Thursday, February 17, 2011

Mortgage Delinquencies in Decline but a Tough Road Ahead Remains

Fewer Americans are falling behind on their mortgage payments; in fact, the fewest in two years. Mortgages just one payment past due fell to their lowest level since just before the recession began. Is it delays in paperwork from insufficient paperwork and the foreclosure servicing scandal? No. It's actual fundamentals in the economy and the mortgage market. This may seem like a surprise to many how work in the industry.

It is interesting to note that as we got toward the end of 2010 we began to see another drop in weekly claims for unemployment insurance. I think that's a key driver of the short term delinquencies but many of those figure scan be shewed due to the way unemployment figures are reported. They are based on claims and if an individual doesn't make a claim, it may mean that he or she found employment or it can also mean that they simply ran out of unemployment benefits.

But even more significant is the improved underwriting that began after the mortgage market crashed. We're now past the delinquency peak on loans that were underwritten during the worst phase of the housing boom in 2006 and 2007.

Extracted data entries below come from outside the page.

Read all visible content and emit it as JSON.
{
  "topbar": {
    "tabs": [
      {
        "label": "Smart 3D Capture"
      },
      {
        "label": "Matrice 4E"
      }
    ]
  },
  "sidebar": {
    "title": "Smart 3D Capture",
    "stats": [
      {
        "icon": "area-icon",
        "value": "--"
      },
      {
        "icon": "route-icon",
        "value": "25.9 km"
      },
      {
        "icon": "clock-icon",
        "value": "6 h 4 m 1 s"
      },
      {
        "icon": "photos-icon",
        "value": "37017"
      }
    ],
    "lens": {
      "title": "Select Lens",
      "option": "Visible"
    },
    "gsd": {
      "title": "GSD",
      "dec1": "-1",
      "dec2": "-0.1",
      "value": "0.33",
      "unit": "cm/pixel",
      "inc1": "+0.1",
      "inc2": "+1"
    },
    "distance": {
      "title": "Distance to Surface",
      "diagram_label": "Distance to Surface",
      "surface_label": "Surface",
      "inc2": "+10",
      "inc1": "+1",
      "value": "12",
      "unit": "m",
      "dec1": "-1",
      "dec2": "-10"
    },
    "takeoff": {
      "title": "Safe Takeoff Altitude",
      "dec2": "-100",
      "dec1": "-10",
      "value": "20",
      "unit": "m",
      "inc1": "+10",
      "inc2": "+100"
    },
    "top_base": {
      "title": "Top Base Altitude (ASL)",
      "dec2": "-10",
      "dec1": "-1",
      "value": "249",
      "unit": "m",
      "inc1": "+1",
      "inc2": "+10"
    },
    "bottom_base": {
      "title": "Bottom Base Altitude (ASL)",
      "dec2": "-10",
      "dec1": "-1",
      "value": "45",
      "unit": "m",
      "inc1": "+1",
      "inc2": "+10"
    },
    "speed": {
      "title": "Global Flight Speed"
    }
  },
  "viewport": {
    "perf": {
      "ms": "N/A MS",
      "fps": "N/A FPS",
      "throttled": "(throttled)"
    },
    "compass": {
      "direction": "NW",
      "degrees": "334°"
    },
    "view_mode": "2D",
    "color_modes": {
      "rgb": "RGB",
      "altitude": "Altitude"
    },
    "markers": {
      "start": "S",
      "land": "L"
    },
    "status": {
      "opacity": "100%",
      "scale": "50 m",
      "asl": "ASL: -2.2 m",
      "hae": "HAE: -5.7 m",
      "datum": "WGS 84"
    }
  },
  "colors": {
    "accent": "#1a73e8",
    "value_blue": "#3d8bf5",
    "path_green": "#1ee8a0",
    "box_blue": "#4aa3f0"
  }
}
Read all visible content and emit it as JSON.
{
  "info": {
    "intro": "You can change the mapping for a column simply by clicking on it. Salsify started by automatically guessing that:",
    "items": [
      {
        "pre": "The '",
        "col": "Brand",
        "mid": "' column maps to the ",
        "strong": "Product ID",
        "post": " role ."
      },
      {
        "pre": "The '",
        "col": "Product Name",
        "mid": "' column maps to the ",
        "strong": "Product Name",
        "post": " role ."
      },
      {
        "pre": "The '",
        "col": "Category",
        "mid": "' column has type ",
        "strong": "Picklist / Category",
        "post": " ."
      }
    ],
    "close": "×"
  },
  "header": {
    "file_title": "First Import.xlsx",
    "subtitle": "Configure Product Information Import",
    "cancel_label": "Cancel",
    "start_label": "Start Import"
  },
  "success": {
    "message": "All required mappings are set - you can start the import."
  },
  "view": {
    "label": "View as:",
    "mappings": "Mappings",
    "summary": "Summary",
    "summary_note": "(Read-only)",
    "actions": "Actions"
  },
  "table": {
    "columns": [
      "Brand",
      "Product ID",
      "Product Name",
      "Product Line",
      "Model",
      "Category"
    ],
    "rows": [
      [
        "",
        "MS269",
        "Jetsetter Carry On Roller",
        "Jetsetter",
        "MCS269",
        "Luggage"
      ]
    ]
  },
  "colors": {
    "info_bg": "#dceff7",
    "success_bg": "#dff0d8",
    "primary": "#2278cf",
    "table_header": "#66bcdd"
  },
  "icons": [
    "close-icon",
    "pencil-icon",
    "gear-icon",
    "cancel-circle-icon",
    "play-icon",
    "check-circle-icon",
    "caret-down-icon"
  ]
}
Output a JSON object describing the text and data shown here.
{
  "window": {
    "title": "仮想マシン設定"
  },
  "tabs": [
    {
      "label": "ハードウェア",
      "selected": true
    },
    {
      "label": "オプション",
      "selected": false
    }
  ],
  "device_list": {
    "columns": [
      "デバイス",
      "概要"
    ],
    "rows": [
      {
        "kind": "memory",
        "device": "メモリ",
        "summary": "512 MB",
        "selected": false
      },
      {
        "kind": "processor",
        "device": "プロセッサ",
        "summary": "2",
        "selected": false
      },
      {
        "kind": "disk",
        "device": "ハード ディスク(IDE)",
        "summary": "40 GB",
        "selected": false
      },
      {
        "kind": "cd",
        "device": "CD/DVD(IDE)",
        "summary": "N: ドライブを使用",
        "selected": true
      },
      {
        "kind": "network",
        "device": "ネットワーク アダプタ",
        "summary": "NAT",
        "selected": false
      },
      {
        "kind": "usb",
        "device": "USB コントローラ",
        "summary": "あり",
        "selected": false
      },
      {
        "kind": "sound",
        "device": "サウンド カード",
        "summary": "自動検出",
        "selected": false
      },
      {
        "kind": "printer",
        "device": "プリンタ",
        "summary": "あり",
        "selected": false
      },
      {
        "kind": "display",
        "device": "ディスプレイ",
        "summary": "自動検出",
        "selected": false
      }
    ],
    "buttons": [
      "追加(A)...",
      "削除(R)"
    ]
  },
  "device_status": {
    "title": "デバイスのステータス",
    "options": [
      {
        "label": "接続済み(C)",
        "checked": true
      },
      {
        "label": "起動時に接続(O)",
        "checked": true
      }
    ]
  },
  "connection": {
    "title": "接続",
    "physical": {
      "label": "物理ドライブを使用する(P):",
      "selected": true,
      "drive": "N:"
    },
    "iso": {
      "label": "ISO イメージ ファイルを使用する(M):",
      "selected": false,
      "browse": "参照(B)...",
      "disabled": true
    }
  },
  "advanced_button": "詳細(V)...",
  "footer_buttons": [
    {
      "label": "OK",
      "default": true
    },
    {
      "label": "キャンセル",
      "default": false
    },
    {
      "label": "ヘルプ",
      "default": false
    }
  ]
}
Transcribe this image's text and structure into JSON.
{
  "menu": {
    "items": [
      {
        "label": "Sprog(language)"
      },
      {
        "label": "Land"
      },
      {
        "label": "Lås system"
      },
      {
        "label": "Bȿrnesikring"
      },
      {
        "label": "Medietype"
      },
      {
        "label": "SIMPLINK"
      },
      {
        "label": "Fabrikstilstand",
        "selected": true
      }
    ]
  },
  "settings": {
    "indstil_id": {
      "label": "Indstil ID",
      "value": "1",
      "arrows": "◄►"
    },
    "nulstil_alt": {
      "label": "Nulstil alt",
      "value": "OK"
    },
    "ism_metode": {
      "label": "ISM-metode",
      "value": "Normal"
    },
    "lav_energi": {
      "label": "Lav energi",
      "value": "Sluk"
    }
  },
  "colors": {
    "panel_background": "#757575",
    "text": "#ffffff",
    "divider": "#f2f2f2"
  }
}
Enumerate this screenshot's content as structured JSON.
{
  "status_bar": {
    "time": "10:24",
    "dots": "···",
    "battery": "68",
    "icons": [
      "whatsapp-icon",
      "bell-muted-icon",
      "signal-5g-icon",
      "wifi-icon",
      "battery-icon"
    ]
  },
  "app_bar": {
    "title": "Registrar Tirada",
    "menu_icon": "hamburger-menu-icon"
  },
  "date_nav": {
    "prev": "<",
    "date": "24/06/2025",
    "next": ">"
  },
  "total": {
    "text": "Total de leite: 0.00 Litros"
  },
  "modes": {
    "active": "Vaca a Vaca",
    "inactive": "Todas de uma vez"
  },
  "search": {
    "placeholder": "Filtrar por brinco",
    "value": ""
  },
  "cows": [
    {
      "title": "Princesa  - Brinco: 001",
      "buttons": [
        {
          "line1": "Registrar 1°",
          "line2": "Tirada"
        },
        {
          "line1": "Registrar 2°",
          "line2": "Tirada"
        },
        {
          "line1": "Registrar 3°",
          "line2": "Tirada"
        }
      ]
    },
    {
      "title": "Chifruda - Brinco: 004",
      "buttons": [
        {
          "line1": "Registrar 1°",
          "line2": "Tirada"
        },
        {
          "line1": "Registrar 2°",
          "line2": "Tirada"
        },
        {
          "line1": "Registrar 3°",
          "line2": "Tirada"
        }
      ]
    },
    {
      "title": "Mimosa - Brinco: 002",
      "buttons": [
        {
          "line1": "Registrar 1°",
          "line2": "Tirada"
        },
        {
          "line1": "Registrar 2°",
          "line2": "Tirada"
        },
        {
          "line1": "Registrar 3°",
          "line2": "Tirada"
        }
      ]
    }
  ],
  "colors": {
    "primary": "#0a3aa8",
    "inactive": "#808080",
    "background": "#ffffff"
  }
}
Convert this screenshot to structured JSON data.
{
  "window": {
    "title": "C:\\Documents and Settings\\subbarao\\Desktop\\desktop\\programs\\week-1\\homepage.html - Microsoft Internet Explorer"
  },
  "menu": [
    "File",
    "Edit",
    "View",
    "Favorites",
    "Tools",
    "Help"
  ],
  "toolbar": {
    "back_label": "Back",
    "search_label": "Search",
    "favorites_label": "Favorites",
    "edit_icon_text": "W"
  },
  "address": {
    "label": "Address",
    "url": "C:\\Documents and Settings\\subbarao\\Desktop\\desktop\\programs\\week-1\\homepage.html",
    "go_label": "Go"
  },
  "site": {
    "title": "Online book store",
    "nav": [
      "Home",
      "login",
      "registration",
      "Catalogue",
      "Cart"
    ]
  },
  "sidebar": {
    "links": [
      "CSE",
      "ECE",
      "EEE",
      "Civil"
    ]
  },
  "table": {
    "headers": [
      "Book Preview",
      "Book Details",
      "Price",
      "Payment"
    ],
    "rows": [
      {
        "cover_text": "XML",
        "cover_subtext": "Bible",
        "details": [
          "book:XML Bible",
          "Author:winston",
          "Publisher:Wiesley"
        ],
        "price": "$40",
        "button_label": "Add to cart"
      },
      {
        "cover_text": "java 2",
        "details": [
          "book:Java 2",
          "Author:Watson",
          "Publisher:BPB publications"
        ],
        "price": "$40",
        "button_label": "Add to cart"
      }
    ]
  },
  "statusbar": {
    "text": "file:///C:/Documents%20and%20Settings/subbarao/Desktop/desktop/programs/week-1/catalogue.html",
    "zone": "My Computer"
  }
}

The national delinquency rate fell 10 percent in the fourth quarter of last year to 8.22 percent, according to the Mortgage Bankers Association's latest survey. That's still high by historical standards, but it's a huge improvement. It's also good to see that the FHA delinquency rate improved slightly, from 12.62 percent to 12.26 percent, which is still high based on past years but a step in the right direction.